Big thicks are made up of lots of little thins.

 

[Willy Denoyette [MVP]]

| Just one comment:
|
| > None of the services run as Administrator, a great deal run as SYSTEM
(on
|
| I didn't say the Administrator account. I said "a member of the
| Administrators group on the local machine."
|
Nor did I, an Administrator IS a member of the administrators group, I
didn't spell THE Administrator, right? But if you insist, none of my
services run as 'a member of the Administrators group".


| That said, I didn't advocate using a member of the Administrator's group;
it
| was just information.
|
| As to whether or not a Service should run as the Local System account,
| that's a matter of what the Service does (requirements). Whether it should
| be run as Local System just to create an Event Log, that isn't necessary,
as
| the installation could set up the Event Log. Of course, the person running
| the installation would have to be a member of the Administrator's group to
| do this.

Sure, but that's the role of an admin, execute tasks that require
administrative privileges. The problem with the framework however is, that
none of the API's are documenting these security requirements.

Consider the sample in the docs:
// Create the source, if it does not already exist.
if(!EventLog.SourceExists("MySource")){
EventLog.CreateEventSource("MySource", "MyNewLog");
Console.WriteLine("CreatingEventSource");

....

This should be run by an "administrator", for two reasons:
1. The CreateEventSource call, creates the key MySource in
HKLM/System/CurrentControlSet/Services/Eventlog
2. and CreateEventSource creates the logfile in %windir%\system32\config
which only allows admins to create files into.
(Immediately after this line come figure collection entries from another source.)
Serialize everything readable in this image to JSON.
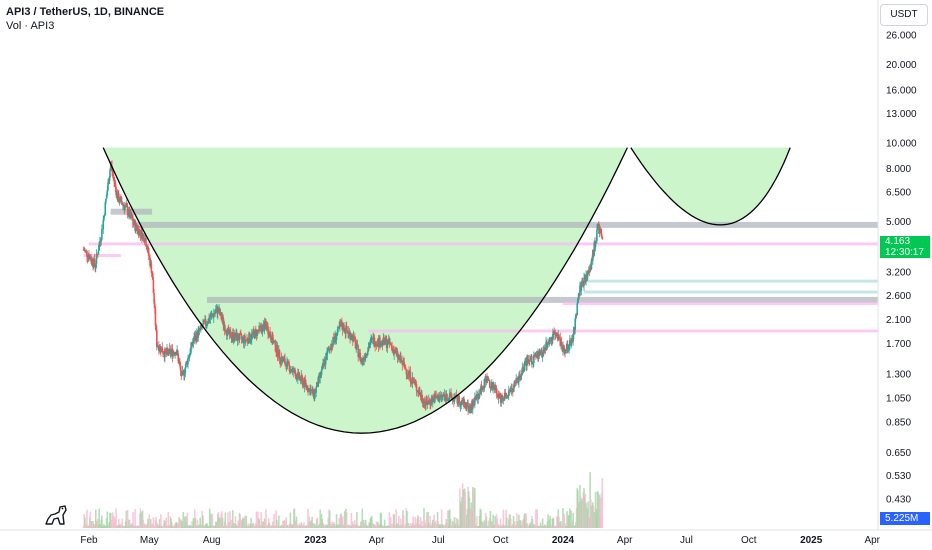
{
  "header": {
    "symbol": "API3 / TetherUS, 1D, BINANCE",
    "volume_label": "Vol · API3"
  },
  "price_axis": {
    "currency": "USDT",
    "ticks": [
      "26.000",
      "20.000",
      "16.000",
      "13.000",
      "10.000",
      "8.000",
      "6.500",
      "5.000",
      "3.200",
      "2.600",
      "2.100",
      "1.700",
      "1.300",
      "1.050",
      "0.850",
      "0.650",
      "0.530",
      "0.430"
    ]
  },
  "current_price": {
    "value": "4.163",
    "countdown": "12:30:17",
    "color": "#00c853"
  },
  "volume_tag": {
    "value": "5.225M",
    "color": "#2962ff"
  },
  "time_axis": {
    "labels": [
      "Feb",
      "May",
      "Aug",
      "2023",
      "Apr",
      "Jul",
      "Oct",
      "2024",
      "Apr",
      "Jul",
      "Oct",
      "2025",
      "Apr"
    ]
  },
  "logo": {
    "icon": "tradingview-dino-icon"
  },
  "colors": {
    "up": "#26a69a",
    "down": "#ef5350",
    "cup_fill": "#ccf5cc",
    "curve": "#000000",
    "resistance_band": "#b2b5be",
    "pink_band": "#f8bbf0"
  },
  "chart_data": {
    "type": "candlestick",
    "scale": "log",
    "ylim": [
      0.37,
      32
    ],
    "x_range": [
      "2022-01-24",
      "2025-04-15"
    ],
    "anchors": [
      {
        "date": "2022-01-24",
        "price": 3.9
      },
      {
        "date": "2022-02-01",
        "price": 3.7
      },
      {
        "date": "2022-02-10",
        "price": 3.4
      },
      {
        "date": "2022-02-20",
        "price": 4.6
      },
      {
        "date": "2022-03-05",
        "price": 8.3
      },
      {
        "date": "2022-03-15",
        "price": 6.2
      },
      {
        "date": "2022-03-28",
        "price": 5.6
      },
      {
        "date": "2022-04-10",
        "price": 4.8
      },
      {
        "date": "2022-04-25",
        "price": 4.3
      },
      {
        "date": "2022-05-05",
        "price": 3.2
      },
      {
        "date": "2022-05-12",
        "price": 1.7
      },
      {
        "date": "2022-05-25",
        "price": 1.55
      },
      {
        "date": "2022-06-10",
        "price": 1.6
      },
      {
        "date": "2022-06-18",
        "price": 1.25
      },
      {
        "date": "2022-07-05",
        "price": 1.75
      },
      {
        "date": "2022-07-20",
        "price": 2.0
      },
      {
        "date": "2022-08-10",
        "price": 2.3
      },
      {
        "date": "2022-08-25",
        "price": 1.85
      },
      {
        "date": "2022-09-20",
        "price": 1.75
      },
      {
        "date": "2022-10-20",
        "price": 2.0
      },
      {
        "date": "2022-11-10",
        "price": 1.5
      },
      {
        "date": "2022-12-15",
        "price": 1.2
      },
      {
        "date": "2022-12-30",
        "price": 1.08
      },
      {
        "date": "2023-01-20",
        "price": 1.6
      },
      {
        "date": "2023-02-08",
        "price": 2.0
      },
      {
        "date": "2023-02-25",
        "price": 1.8
      },
      {
        "date": "2023-03-10",
        "price": 1.45
      },
      {
        "date": "2023-03-25",
        "price": 1.75
      },
      {
        "date": "2023-04-20",
        "price": 1.7
      },
      {
        "date": "2023-05-15",
        "price": 1.35
      },
      {
        "date": "2023-06-12",
        "price": 1.0
      },
      {
        "date": "2023-06-25",
        "price": 1.05
      },
      {
        "date": "2023-07-15",
        "price": 1.07
      },
      {
        "date": "2023-08-10",
        "price": 1.0
      },
      {
        "date": "2023-08-17",
        "price": 0.95
      },
      {
        "date": "2023-09-10",
        "price": 1.25
      },
      {
        "date": "2023-10-01",
        "price": 1.05
      },
      {
        "date": "2023-10-20",
        "price": 1.15
      },
      {
        "date": "2023-11-10",
        "price": 1.45
      },
      {
        "date": "2023-12-01",
        "price": 1.55
      },
      {
        "date": "2023-12-20",
        "price": 1.9
      },
      {
        "date": "2024-01-03",
        "price": 1.6
      },
      {
        "date": "2024-01-15",
        "price": 1.75
      },
      {
        "date": "2024-01-25",
        "price": 2.7
      },
      {
        "date": "2024-02-10",
        "price": 3.3
      },
      {
        "date": "2024-02-22",
        "price": 4.8
      },
      {
        "date": "2024-02-28",
        "price": 4.163
      }
    ],
    "cup": {
      "left_rim": {
        "date": "2022-02-22",
        "price": 9.6
      },
      "bottom": {
        "date": "2023-03-10",
        "price": 0.77
      },
      "right_rim": {
        "date": "2024-04-05",
        "price": 9.6
      }
    },
    "handle": {
      "start": {
        "date": "2024-04-10",
        "price": 9.6
      },
      "bottom": {
        "date": "2024-08-20",
        "price": 4.85
      },
      "end": {
        "date": "2024-12-01",
        "price": 9.6
      }
    },
    "levels": [
      {
        "price": 4.85,
        "start": "2022-04-05",
        "end": "2025-04-15",
        "kind": "gray"
      },
      {
        "price": 4.1,
        "start": "2022-02-01",
        "end": "2025-04-15",
        "kind": "pink"
      },
      {
        "price": 2.95,
        "start": "2024-02-01",
        "end": "2025-04-15",
        "kind": "blue"
      },
      {
        "price": 2.68,
        "start": "2024-02-01",
        "end": "2025-04-15",
        "kind": "blue"
      },
      {
        "price": 2.5,
        "start": "2022-07-25",
        "end": "2025-04-15",
        "kind": "gray"
      },
      {
        "price": 2.42,
        "start": "2024-01-01",
        "end": "2025-04-15",
        "kind": "pink"
      },
      {
        "price": 1.9,
        "start": "2023-03-20",
        "end": "2025-04-15",
        "kind": "pink"
      },
      {
        "price": 5.45,
        "start": "2022-03-05",
        "end": "2022-05-05",
        "kind": "gray"
      },
      {
        "price": 3.7,
        "start": "2022-01-24",
        "end": "2022-03-20",
        "kind": "pink"
      }
    ]
  }
}
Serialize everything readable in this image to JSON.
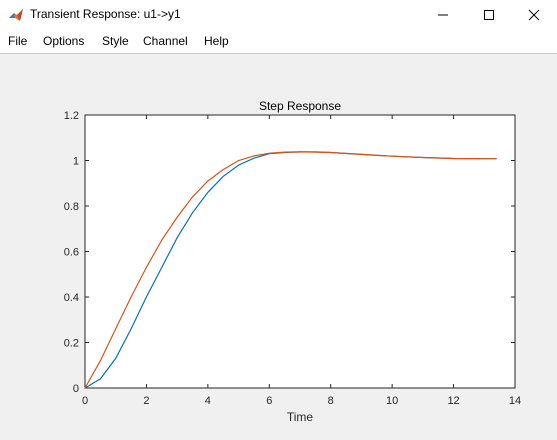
{
  "window": {
    "title": "Transient Response: u1->y1",
    "minimize_icon": "minimize-icon",
    "maximize_icon": "maximize-icon",
    "close_icon": "close-icon"
  },
  "menu": [
    "File",
    "Options",
    "Style",
    "Channel",
    "Help"
  ],
  "colors": {
    "series_1": "#0072bd",
    "series_2": "#d95319",
    "axes_bg": "#ffffff",
    "figure_bg": "#f0f0f0"
  },
  "chart_data": {
    "type": "line",
    "title": "Step Response",
    "xlabel": "Time",
    "ylabel": "",
    "xlim": [
      0,
      14
    ],
    "ylim": [
      0,
      1.2
    ],
    "xticks": [
      "0",
      "2",
      "4",
      "6",
      "8",
      "10",
      "12",
      "14"
    ],
    "yticks": [
      "0",
      "0.2",
      "0.4",
      "0.6",
      "0.8",
      "1",
      "1.2"
    ],
    "grid": false,
    "series": [
      {
        "color": "#0072bd",
        "x": [
          0,
          0.5,
          1,
          1.5,
          2,
          2.5,
          3,
          3.5,
          4,
          4.5,
          5,
          5.5,
          6,
          6.5,
          7,
          7.5,
          8,
          9,
          10,
          11,
          12,
          13,
          13.4
        ],
        "y": [
          0,
          0.04,
          0.13,
          0.26,
          0.4,
          0.53,
          0.66,
          0.77,
          0.86,
          0.93,
          0.98,
          1.01,
          1.03,
          1.035,
          1.038,
          1.038,
          1.035,
          1.027,
          1.019,
          1.013,
          1.009,
          1.008,
          1.008
        ]
      },
      {
        "color": "#d95319",
        "x": [
          0,
          0.5,
          1,
          1.5,
          2,
          2.5,
          3,
          3.5,
          4,
          4.5,
          5,
          5.5,
          6,
          6.5,
          7,
          7.5,
          8,
          9,
          10,
          11,
          12,
          13,
          13.4
        ],
        "y": [
          0,
          0.12,
          0.26,
          0.4,
          0.53,
          0.65,
          0.75,
          0.84,
          0.91,
          0.96,
          1.0,
          1.02,
          1.032,
          1.037,
          1.038,
          1.037,
          1.035,
          1.027,
          1.019,
          1.013,
          1.009,
          1.008,
          1.008
        ]
      }
    ]
  }
}
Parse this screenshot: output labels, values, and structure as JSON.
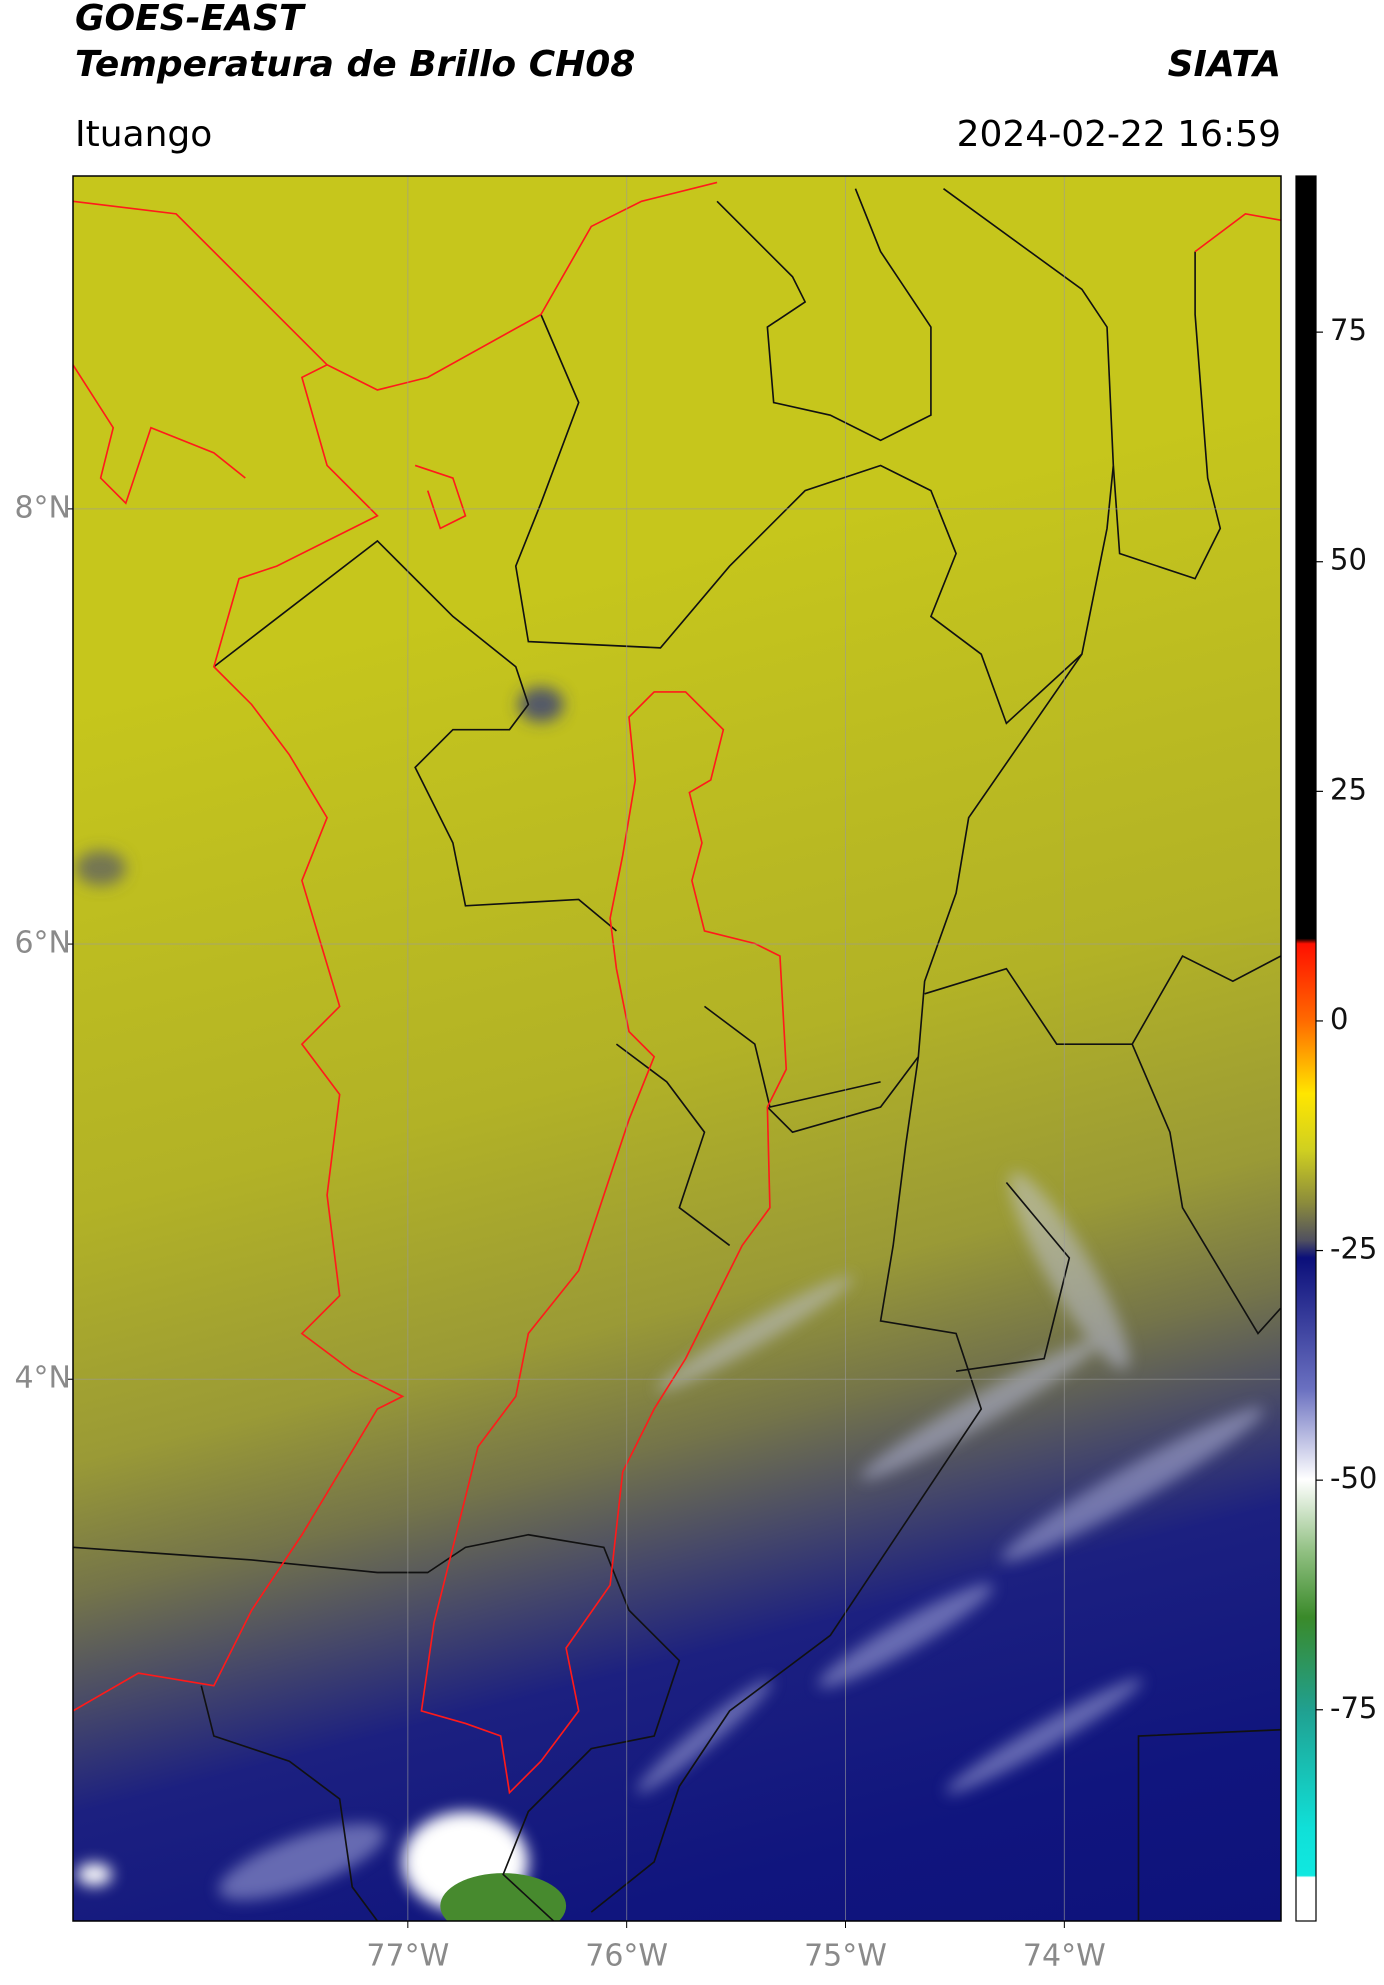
{
  "header": {
    "title": "GOES-EAST",
    "subtitle": "Temperatura de Brillo CH08",
    "agency": "SIATA",
    "location": "Ituango",
    "datetime": "2024-02-22 16:59"
  },
  "map": {
    "xlim": [
      -78.53,
      -73.01
    ],
    "ylim": [
      1.51,
      9.53
    ],
    "xticks": [
      {
        "value": -77,
        "label": "77°W"
      },
      {
        "value": -76,
        "label": "76°W"
      },
      {
        "value": -75,
        "label": "75°W"
      },
      {
        "value": -74,
        "label": "74°W"
      }
    ],
    "yticks": [
      {
        "value": 4,
        "label": "4°N"
      },
      {
        "value": 6,
        "label": "6°N"
      },
      {
        "value": 8,
        "label": "8°N"
      }
    ],
    "grid": true
  },
  "colorbar": {
    "lim": [
      -98,
      92
    ],
    "ticks": [
      -75,
      -50,
      -25,
      0,
      25,
      50,
      75
    ]
  }
}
Someone running this code as non-admin, will encounter two security issues
and will start tweaking the registry and the filesystem, bummer. More, he
will probably post this as THE solution for the issue at hand.

Willy.

 

[krisXp Xp]

It has got nothing to do with Event log and permissions.
Check your Onstart Method. Have a timer on your service design page and
have timer1.Enabled = true in your start method and
write every thing else in timer1.elapsed event.

 

[Pierre Cornelissen]

I get most of my info from the Internet, but sometimes I have to revert
to good old faithful MSDN, which in itself is sometimes a nightmare to
find relevant solutions. Sometimes I need to take a shower and really
start thinking. The following solution I cannot guarantee, but in .NET
developed applications, where you have a lot of memory and high speed
processors, especially dual processors and that includes hyper threaded
processors, this just may help solving the problem.

The Garbage Collector plays a big role in this. If you opens the tread,
instantiate an object and does not use that object fast enough, it just
may end up in the GC purse. So turn off the aggressive garbage
collection by the following statement:

//C# Code
CG.KeepAlive(myObject);

I have a service using System.Timers namespace. Yesterday everything
was working fine, all of a sudden my PC restarted while the timer
service was running, and I could not get the service up and running,
until the line of code above.

As I said it may not work in all instances, especially I cannot help
those calling of-the-shelve applications.

Hope this will help.

Pierre

 

[SenthilKumar Arunachalam]

I hope you added the local webreference in the windows Service.

Simply you change service process installer Account into LocalSystem.